I have three 'Survivor's now, proliferating solely at my pleasure, an occasional division allowed to place throughout my garden. What she lacks in form, in body, she makes up for in splendor. The barely semidouble blooms start out tucked away but they open quickly to a very showy bloom. Is she gorgeous? Yes. Is she tough, yes? Is she red? Red and then some.

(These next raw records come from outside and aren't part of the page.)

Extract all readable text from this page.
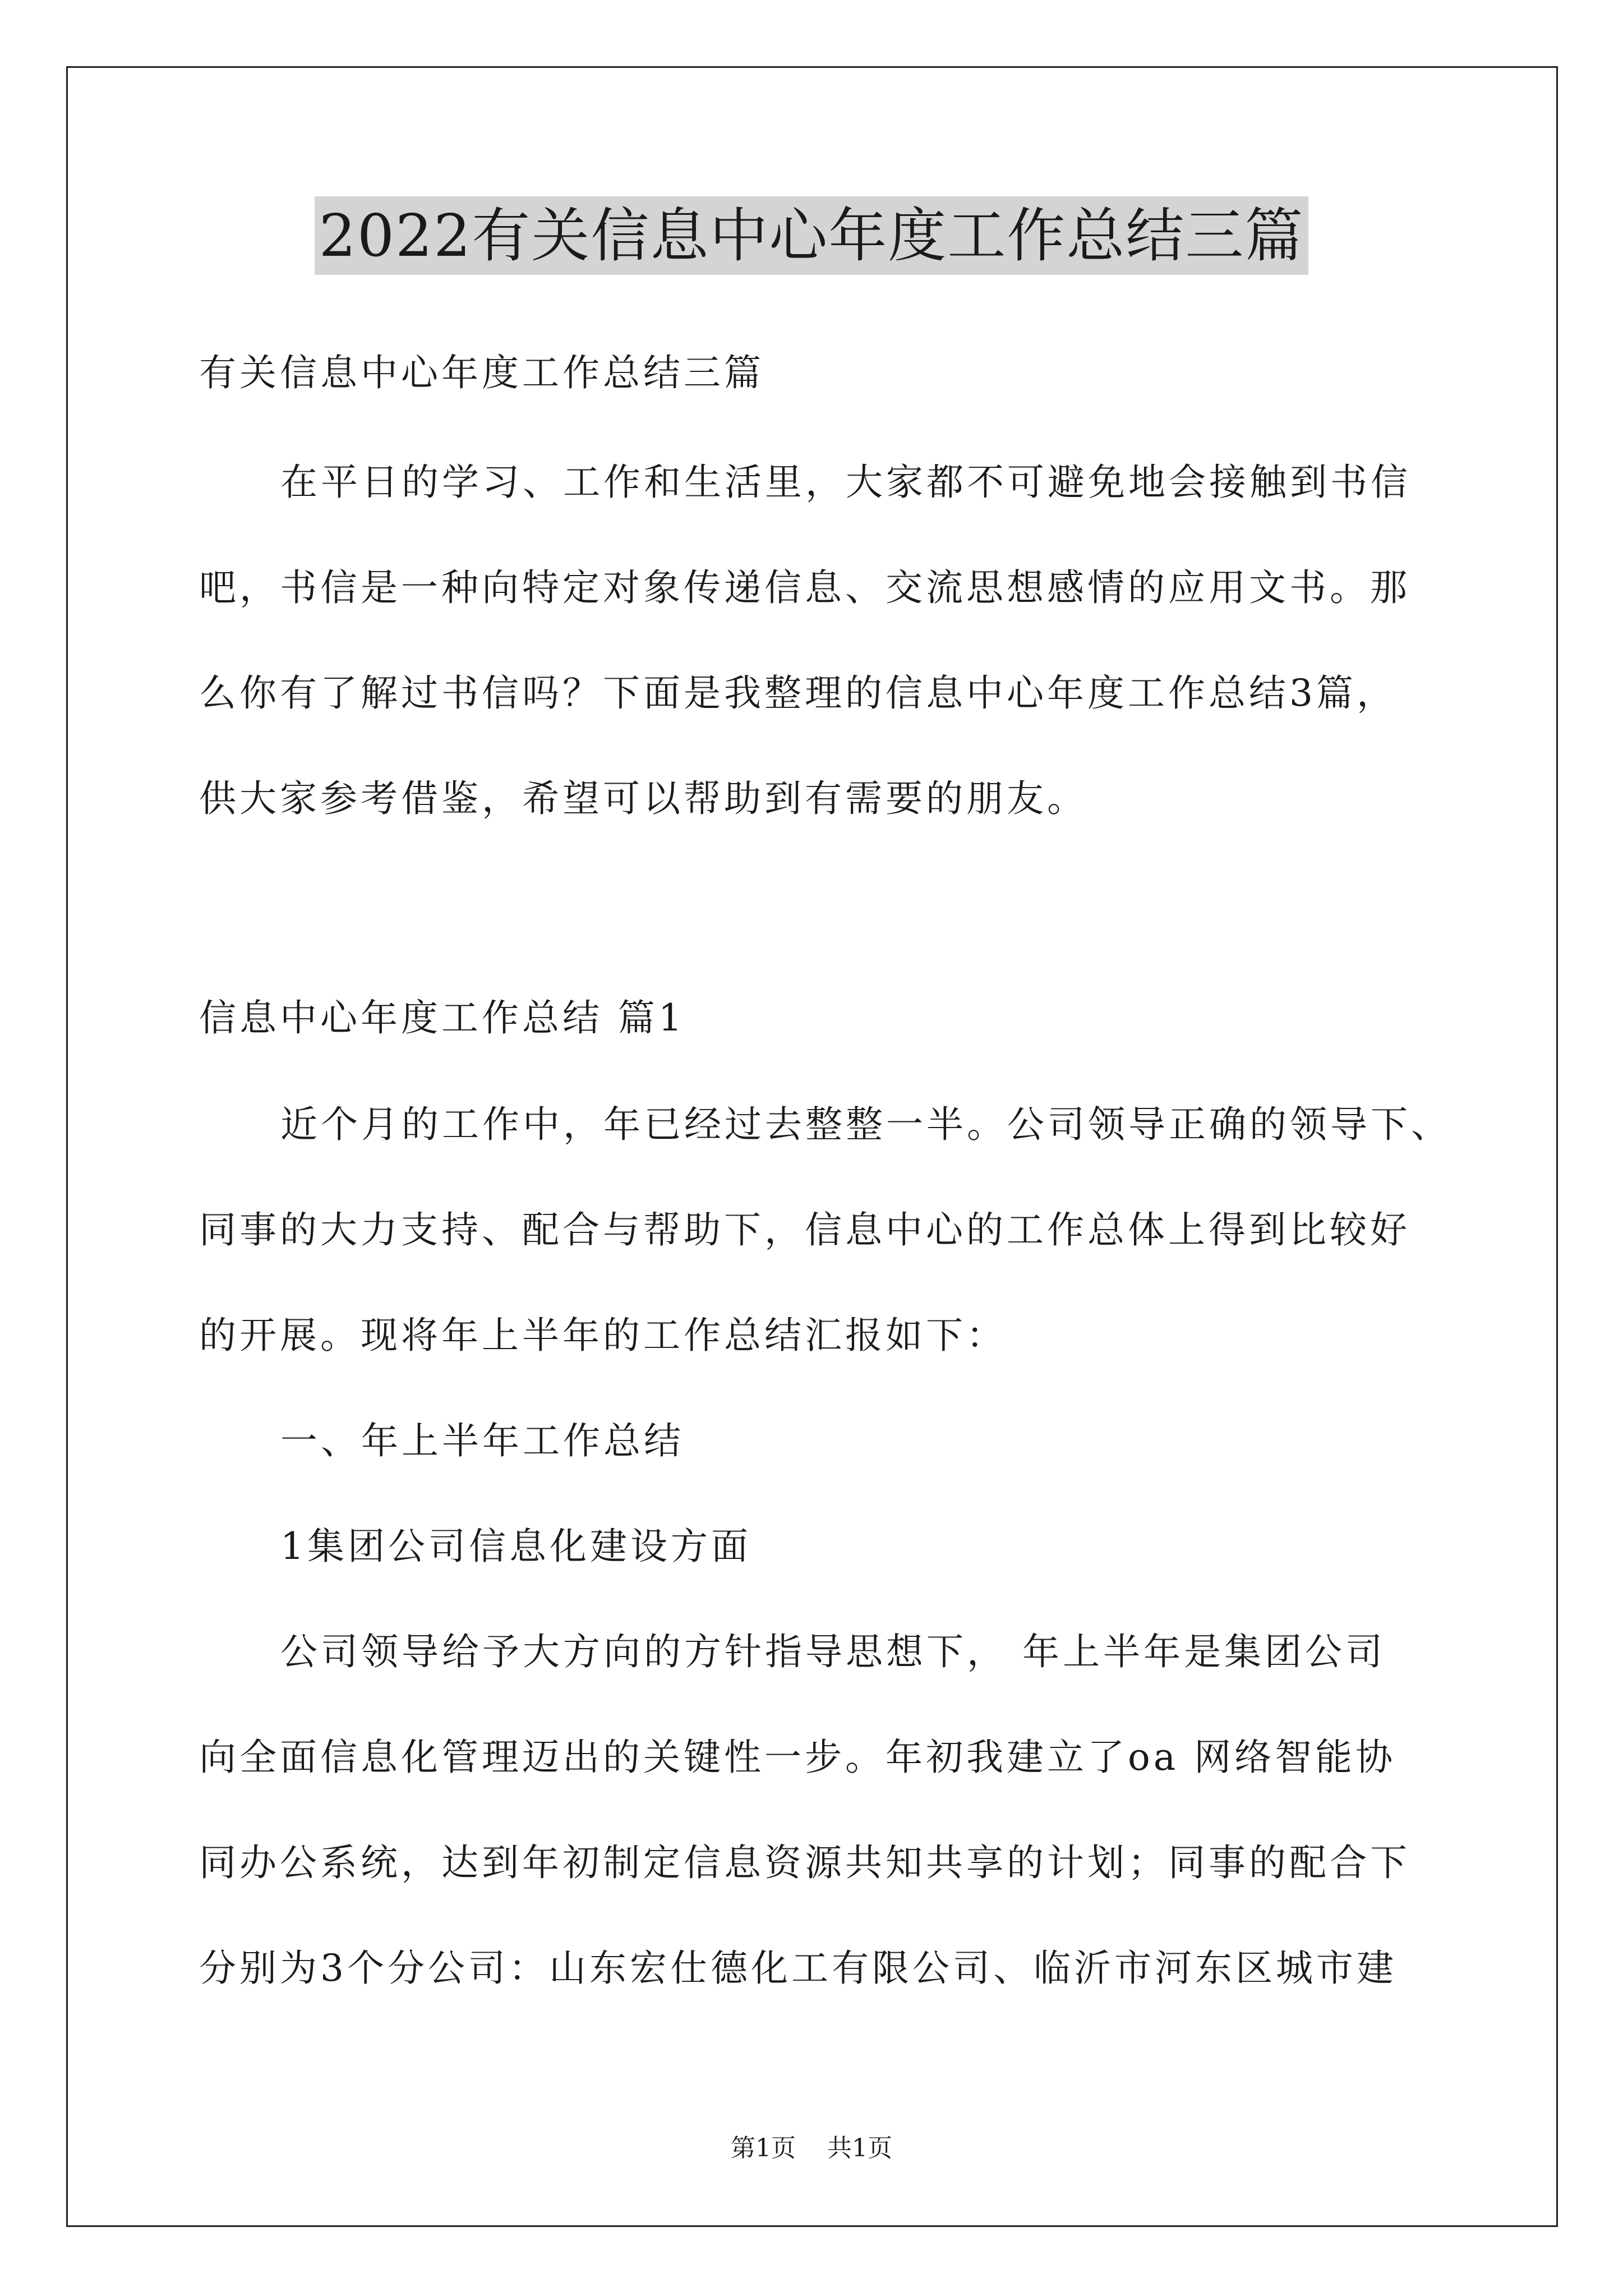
2022有关信息中心年度工作总结三篇
有关信息中心年度工作总结三篇
在平日的学习、工作和生活里，大家都不可避免地会接触到书信
吧，书信是一种向特定对象传递信息、交流思想感情的应用文书。那
么你有了解过书信吗？下面是我整理的信息中心年度工作总结3篇，
供大家参考借鉴，希望可以帮助到有需要的朋友。
信息中心年度工作总结 篇1
近个月的工作中，年已经过去整整一半。公司领导正确的领导下、
同事的大力支持、配合与帮助下，信息中心的工作总体上得到比较好
的开展。现将年上半年的工作总结汇报如下：
一、年上半年工作总结
1集团公司信息化建设方面
公司领导给予大方向的方针指导思想下， 年上半年是集团公司
向全面信息化管理迈出的关键性一步。年初我建立了oa 网络智能协
同办公系统，达到年初制定信息资源共知共享的计划；同事的配合下
分别为3个分公司：山东宏仕德化工有限公司、临沂市河东区城市建
第1页    共1页
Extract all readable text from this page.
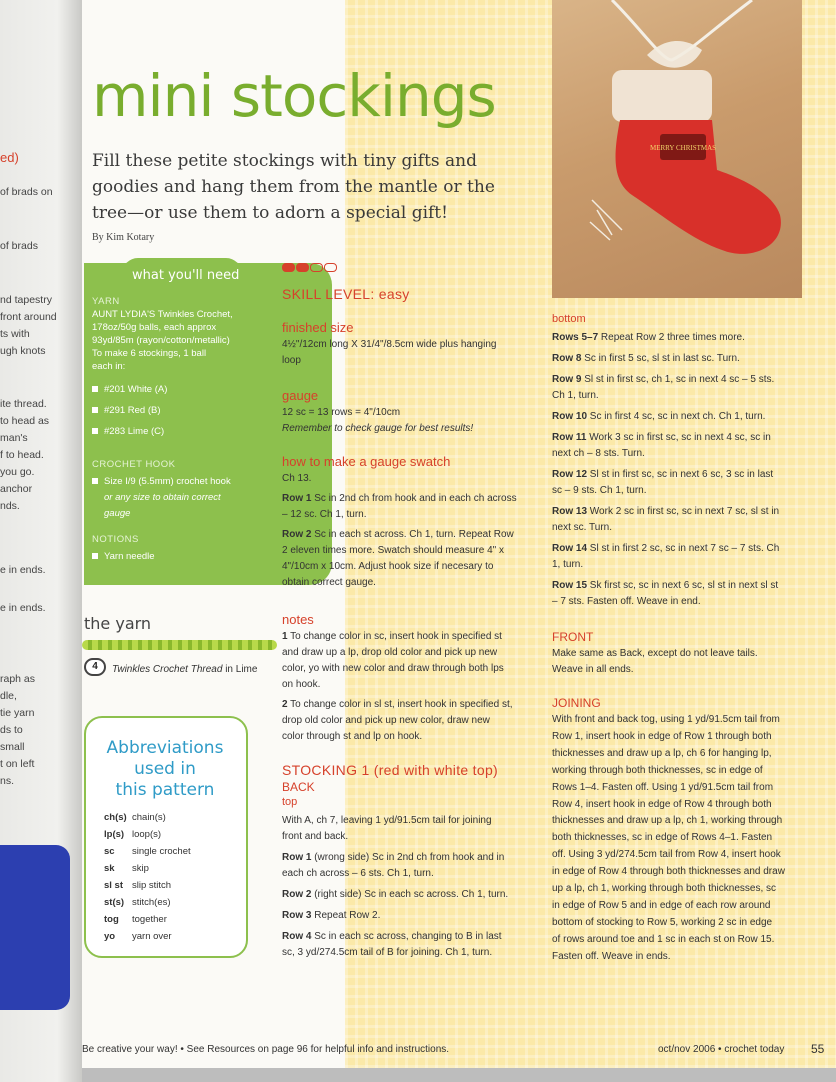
ed)
of brads on
of brads
nd tapestry
front around
ts with
ugh knots
ite thread.
to head as
man's
f to head.
you go.
anchor
nds.
e in ends.
e in ends.
raph as
dle,
tie yarn
ds to
small
t on left
ns.
MERRY CHRISTMAS
mini stockings
Fill these petite stockings with tiny gifts and goodies and hang them from the mantle or the tree—or use them to adorn a special gift!
By Kim Kotary
YARN
AUNT LYDIA'S Twinkles Crochet,
178oz/50g balls, each approx
93yd/85m (rayon/cotton/metallic)
To make 6 stockings, 1 ball
each in:
#201 White (A)
#291 Red (B)
#283 Lime (C)
CROCHET HOOK
Size I/9 (5.5mm) crochet hook
or any size to obtain correct
gauge
NOTIONS
Yarn needle
what you'll need
the yarn
4	Twinkles Crochet Thread in Lime
Abbreviations
used in
this pattern
ch(s) chain(s)
lp(s) loop(s)
sc single crochet
sk skip
sl st slip stitch
st(s) stitch(es)
tog together
yo yarn over
SKILL LEVEL: easy
finished size
4½"/12cm long X 31/4"/8.5cm wide plus hanging
loop
gauge
12 sc = 13 rows = 4"/10cm
Remember to check gauge for best results!
how to make a gauge swatch
Ch 13.
Row 1 Sc in 2nd ch from hook and in each ch across
– 12 sc. Ch 1, turn.
Row 2 Sc in each st across. Ch 1, turn. Repeat Row
2 eleven times more. Swatch should measure 4" x
4"/10cm x 10cm. Adjust hook size if necesary to
obtain correct gauge.
notes
1 To change color in sc, insert hook in specified st
and draw up a lp, drop old color and pick up new
color, yo with new color and draw through both lps
on hook.
2 To change color in sl st, insert hook in specified st,
drop old color and pick up new color, draw new
color through st and lp on hook.
STOCKING 1 (red with white top)
BACK
top
With A, ch 7, leaving 1 yd/91.5cm tail for joining
front and back.
Row 1 (wrong side) Sc in 2nd ch from hook and in
each ch across – 6 sts. Ch 1, turn.
Row 2 (right side) Sc in each sc across. Ch 1, turn.
Row 3 Repeat Row 2.
Row 4 Sc in each sc across, changing to B in last
sc, 3 yd/274.5cm tail of B for joining. Ch 1, turn.
bottom
Rows 5–7 Repeat Row 2 three times more.
Row 8 Sc in first 5 sc, sl st in last sc. Turn.
Row 9 Sl st in first sc, ch 1, sc in next 4 sc – 5 sts.
Ch 1, turn.
Row 10 Sc in first 4 sc, sc in next ch. Ch 1, turn.
Row 11 Work 3 sc in first sc, sc in next 4 sc, sc in
next ch – 8 sts. Turn.
Row 12 Sl st in first sc, sc in next 6 sc, 3 sc in last
sc – 9 sts. Ch 1, turn.
Row 13 Work 2 sc in first sc, sc in next 7 sc, sl st in
next sc. Turn.
Row 14 Sl st in first 2 sc, sc in next 7 sc – 7 sts. Ch
1, turn.
Row 15 Sk first sc, sc in next 6 sc, sl st in next sl st
– 7 sts. Fasten off. Weave in end.
FRONT
Make same as Back, except do not leave tails.
Weave in all ends.
JOINING
With front and back tog, using 1 yd/91.5cm tail from
Row 1, insert hook in edge of Row 1 through both
thicknesses and draw up a lp, ch 6 for hanging lp,
working through both thicknesses, sc in edge of
Rows 1–4. Fasten off. Using 1 yd/91.5cm tail from
Row 4, insert hook in edge of Row 4 through both
thicknesses and draw up a lp, ch 1, working through
both thicknesses, sc in edge of Rows 4–1. Fasten
off. Using 3 yd/274.5cm tail from Row 4, insert hook
in edge of Row 4 through both thicknesses and draw
up a lp, ch 1, working through both thicknesses, sc
in edge of Row 5 and in edge of each row around
bottom of stocking to Row 5, working 2 sc in edge
of rows around toe and 1 sc in each st on Row 15.
Fasten off. Weave in ends.
Be creative your way! • See Resources on page 96 for helpful info and instructions.	oct/nov 2006 • crochet today 55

She only produces one crop of these bejeweled flowers each year, but she blooms over such a long period that I simply don't care. The blooms hang on and hang on, lust on display for weeks. The first photo of this bush, taken on 5/24, was almost a week after the very first bloom on it; the second photo from a different angle mere days later, and the third, taken on 6/]7, still in full flower and under full sun and absolutely no fade of the scarlet in those velvet petals despite the 90ºF temperatures for most of last week. It was only today that I noticed the petals were turning to fuchsia and beginning to drop, her peak at least over and out.
5/24/2020 |
5/26/2020 |
6/7/2020 |
As I said, not much form as a garden bush, but I'd put up the individual blooms over any other rose in the garden. 'Survivor', she is and survivor, she will be, sunup to sundown, spectacular and deliciously red. As the garden pauses between roses and summer, she carries on, bridging one cycle of the garden to the next, carrying the fire in a relay until the flames reappear in the nearby budding daylilies, red forever into fall.